В отличие от Лёни, отец никогда не был свободен, и никогда не довелось ему ступить на Землю Израиля. Он принадлежал к поколению, которое, повторяя судьбу дальних предков, снова оказалось во власти фараона. Странная судьба и – жестокая. Отец был победителем, чуть ли не всю войну прошел политруком, дослужился до полковника, всю грудь его украшали ордена и медали и однако… Победа над злом не означала безусловного торжества добра… Лёня был слишком молод, всего двадцать два года, когда умер отец. Многое узнал он потом: какие-то детали, факты, фотографии, мамины случайные рассказы, тети Сонины – многое постиг он позже, реконструировал, особенно в последние годы, кроме одного, главного – отчего отец стал историком и философом-марксистом? Верил, поддался обману, как большинство юношей и девушек его поколения или? Наверное, верил, но разочаровался…

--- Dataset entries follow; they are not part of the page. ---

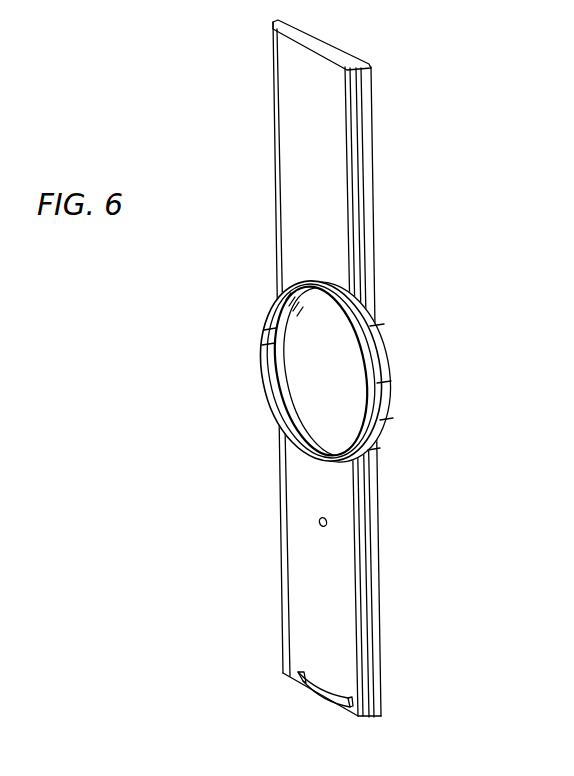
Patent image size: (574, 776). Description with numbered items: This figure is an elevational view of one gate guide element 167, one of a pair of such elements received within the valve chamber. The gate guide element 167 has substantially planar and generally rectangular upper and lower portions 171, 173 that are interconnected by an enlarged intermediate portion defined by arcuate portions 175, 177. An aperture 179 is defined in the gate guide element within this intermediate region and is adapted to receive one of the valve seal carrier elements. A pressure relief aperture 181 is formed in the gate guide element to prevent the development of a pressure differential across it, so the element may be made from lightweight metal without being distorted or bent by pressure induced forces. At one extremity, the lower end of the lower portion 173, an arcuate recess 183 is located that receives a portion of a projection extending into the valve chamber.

The gate guide element 167 is at (228, 116).
The upper portion 171 is at (334, 154).
The lower portion 173 is at (342, 593).
The arcuate portion 175 is at (266, 346).
The arcuate portion 177 is at (384, 396).
The aperture 179 is at (333, 308).
The pressure relief aperture 181 is at (328, 520).
The arcuate recess 183 is at (305, 684).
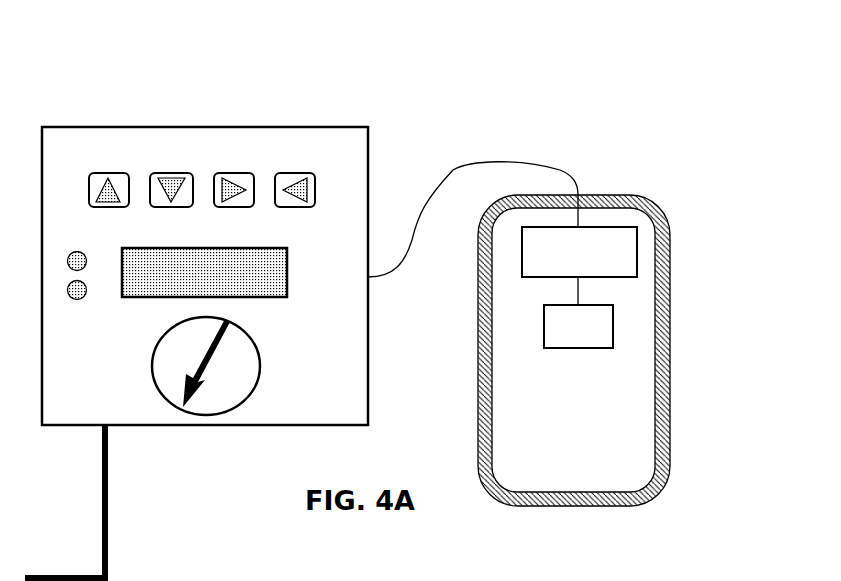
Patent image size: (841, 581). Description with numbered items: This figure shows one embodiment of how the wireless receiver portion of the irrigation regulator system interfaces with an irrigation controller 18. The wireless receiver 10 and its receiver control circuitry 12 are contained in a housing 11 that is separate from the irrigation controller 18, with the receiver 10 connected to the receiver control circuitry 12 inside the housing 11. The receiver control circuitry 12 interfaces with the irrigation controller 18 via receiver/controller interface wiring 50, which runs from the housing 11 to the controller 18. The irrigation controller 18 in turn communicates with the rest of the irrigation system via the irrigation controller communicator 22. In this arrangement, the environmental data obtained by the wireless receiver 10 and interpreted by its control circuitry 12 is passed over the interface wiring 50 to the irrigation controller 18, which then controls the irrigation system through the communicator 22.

К тому времени, когда Лёня себя помнил, от прежней веры у отца мало что оставалось, он все понимал, но… Нельзя было этого говорить. Отец был обречен на молчание или ложь. Папа выбрал ложь. Это был не его выбор. Он очень мучился, не сознавался, быть может, даже самому себе. И только иногда прорывалось. Когда советские танки вошли в Прагу или когда Лёня заканчивал школу и хотел поехать в Москву поступать в МГИМО. «В МГИМО евреев не берут, – сказал отец. – С конца тридцатых годов. С того времени, как у Сталина случился любовный роман с Гитлером». «Тогда в МГУ», – настаивал Лёня. «Нет, на историю или философию только через мой труп. Пустые догмы. Десятилетиями ни одной свежей мысли. Когда-нибудь все это лопнет. Останешься без работы. Хватит с нас того, что меня всю жизнь мутило. Лучше иди в медицинский. С твоей головой ты легко сделаешь кандидатскую и докторскую».